Jakarta, suarabersama.com – Sejumlah warga negara Indonesia (WNI) dilaporkan menjadi korban penculikan oleh kelompok bajak laut saat berada di perairan Gabon, Afrika Tengah. Insiden tersebut terjadi terhadap sebuah kapal penangkap ikan berbendera Gabon yang tengah beroperasi di wilayah tersebut.
Kepala Staf Angkatan Laut Gabon, Laksamana Madya Charles Hubert Bekale Meyong, menyampaikan bahwa kapal bernama IB Fish 7 diserang saat sedang menangkap ikan sekitar tujuh mil laut di tenggara Equata, perairan Gabon. “Dalam serangan itu, pelaku yang berjumlah tiga orang dan bersenjata menculik sembilan awak kapal,” ujar Meyong dalam pernyataan Kementerian Pertahanan Gabon yang disiarkan televisi nasional Gabon 24, Senin.
Dari sembilan awak yang diculik, empat di antaranya merupakan WNI, sementara lima lainnya berkewarganegaraan China. Adapun enam awak kapal lain yang terdiri dari WNI, warga China, dan warga Burkina Faso dilaporkan selamat dan tetap berada di atas kapal.
Pemerintah Gabon menyebutkan, kapal yang sempat dikuasai pelaku berhasil ditemukan dan kini telah diamankan.

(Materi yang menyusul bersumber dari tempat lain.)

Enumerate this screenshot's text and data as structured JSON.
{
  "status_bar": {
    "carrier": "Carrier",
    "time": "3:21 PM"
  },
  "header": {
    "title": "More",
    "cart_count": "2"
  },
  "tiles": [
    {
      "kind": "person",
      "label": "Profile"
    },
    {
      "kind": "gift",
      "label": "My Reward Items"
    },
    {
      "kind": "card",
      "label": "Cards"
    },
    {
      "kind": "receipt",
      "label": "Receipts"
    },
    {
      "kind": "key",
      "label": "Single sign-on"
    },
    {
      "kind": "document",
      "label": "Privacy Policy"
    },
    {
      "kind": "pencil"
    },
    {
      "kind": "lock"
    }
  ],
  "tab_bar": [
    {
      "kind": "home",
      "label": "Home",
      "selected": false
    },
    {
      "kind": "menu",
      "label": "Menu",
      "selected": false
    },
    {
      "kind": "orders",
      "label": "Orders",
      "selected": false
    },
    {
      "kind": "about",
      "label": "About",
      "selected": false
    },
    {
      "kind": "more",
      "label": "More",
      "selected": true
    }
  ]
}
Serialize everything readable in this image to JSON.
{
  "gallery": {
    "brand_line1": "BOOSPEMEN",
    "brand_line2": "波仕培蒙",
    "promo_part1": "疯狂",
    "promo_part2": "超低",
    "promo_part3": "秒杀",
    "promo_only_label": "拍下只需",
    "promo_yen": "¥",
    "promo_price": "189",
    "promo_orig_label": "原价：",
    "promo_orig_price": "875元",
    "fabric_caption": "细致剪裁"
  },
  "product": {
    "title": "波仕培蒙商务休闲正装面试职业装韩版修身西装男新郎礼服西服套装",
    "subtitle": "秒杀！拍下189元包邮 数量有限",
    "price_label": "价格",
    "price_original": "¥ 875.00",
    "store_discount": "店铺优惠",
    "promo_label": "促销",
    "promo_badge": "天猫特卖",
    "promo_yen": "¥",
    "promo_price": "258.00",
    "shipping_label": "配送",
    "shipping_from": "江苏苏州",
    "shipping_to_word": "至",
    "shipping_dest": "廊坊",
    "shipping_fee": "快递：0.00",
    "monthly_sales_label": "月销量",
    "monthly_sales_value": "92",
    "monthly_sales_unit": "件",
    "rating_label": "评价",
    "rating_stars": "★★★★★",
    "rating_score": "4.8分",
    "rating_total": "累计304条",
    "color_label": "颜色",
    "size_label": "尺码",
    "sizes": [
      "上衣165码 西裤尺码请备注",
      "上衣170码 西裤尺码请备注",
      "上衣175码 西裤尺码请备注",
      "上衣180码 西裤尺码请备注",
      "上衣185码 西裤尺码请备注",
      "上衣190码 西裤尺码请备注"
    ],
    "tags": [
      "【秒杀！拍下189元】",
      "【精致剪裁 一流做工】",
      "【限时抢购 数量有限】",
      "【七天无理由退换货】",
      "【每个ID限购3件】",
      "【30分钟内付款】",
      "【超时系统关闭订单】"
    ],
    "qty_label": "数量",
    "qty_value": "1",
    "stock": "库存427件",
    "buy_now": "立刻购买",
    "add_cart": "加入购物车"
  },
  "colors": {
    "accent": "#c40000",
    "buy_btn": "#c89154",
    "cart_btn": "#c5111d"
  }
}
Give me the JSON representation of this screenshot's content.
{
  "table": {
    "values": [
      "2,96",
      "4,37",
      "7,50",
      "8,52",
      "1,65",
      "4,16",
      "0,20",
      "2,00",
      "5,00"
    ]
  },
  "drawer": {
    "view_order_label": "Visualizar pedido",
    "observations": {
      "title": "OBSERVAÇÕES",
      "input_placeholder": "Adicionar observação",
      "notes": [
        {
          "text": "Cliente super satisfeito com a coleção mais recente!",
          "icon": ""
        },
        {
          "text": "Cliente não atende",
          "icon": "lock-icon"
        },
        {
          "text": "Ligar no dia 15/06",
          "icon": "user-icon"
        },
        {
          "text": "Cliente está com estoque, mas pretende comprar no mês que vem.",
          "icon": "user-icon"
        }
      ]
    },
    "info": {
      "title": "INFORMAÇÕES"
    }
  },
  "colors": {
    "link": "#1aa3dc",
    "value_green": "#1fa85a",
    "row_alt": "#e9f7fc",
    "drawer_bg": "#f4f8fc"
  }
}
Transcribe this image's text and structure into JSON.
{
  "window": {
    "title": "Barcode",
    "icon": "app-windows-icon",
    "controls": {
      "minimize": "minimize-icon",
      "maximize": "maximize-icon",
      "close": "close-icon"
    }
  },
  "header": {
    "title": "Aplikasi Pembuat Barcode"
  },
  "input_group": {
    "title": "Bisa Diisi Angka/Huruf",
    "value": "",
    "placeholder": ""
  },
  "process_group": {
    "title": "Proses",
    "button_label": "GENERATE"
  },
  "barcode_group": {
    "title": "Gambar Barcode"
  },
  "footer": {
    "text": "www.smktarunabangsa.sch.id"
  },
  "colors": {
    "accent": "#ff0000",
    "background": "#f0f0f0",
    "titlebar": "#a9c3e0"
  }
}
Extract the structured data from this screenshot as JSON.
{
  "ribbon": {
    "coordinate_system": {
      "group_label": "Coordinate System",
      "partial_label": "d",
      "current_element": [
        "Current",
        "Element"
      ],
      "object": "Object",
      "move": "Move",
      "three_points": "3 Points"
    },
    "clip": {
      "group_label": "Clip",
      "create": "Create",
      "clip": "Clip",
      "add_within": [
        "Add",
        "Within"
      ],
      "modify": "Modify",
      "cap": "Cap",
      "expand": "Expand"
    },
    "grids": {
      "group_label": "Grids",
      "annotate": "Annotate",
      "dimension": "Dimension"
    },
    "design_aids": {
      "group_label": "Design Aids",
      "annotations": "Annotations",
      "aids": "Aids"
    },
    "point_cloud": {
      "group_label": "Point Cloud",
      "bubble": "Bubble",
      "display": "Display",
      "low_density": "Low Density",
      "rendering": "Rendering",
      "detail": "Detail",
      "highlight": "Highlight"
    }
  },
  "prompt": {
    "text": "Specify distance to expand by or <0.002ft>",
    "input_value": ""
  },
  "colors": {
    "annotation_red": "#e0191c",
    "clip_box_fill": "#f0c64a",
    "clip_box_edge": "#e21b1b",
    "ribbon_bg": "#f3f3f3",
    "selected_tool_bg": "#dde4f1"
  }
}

Aparat keamanan mengawal kapal tersebut hingga tiba dengan selamat di pelabuhan ibu kota. Meyong menegaskan bahwa otoritas Gabon telah mengambil langkah pengamanan yang diperlukan untuk menjaga stabilitas keamanan maritim. “Situasi saat ini sudah berada dalam kendali pemerintah dan semua upaya telah dilakukan untuk memastikan keamanan di perairan Gabon,” katanya.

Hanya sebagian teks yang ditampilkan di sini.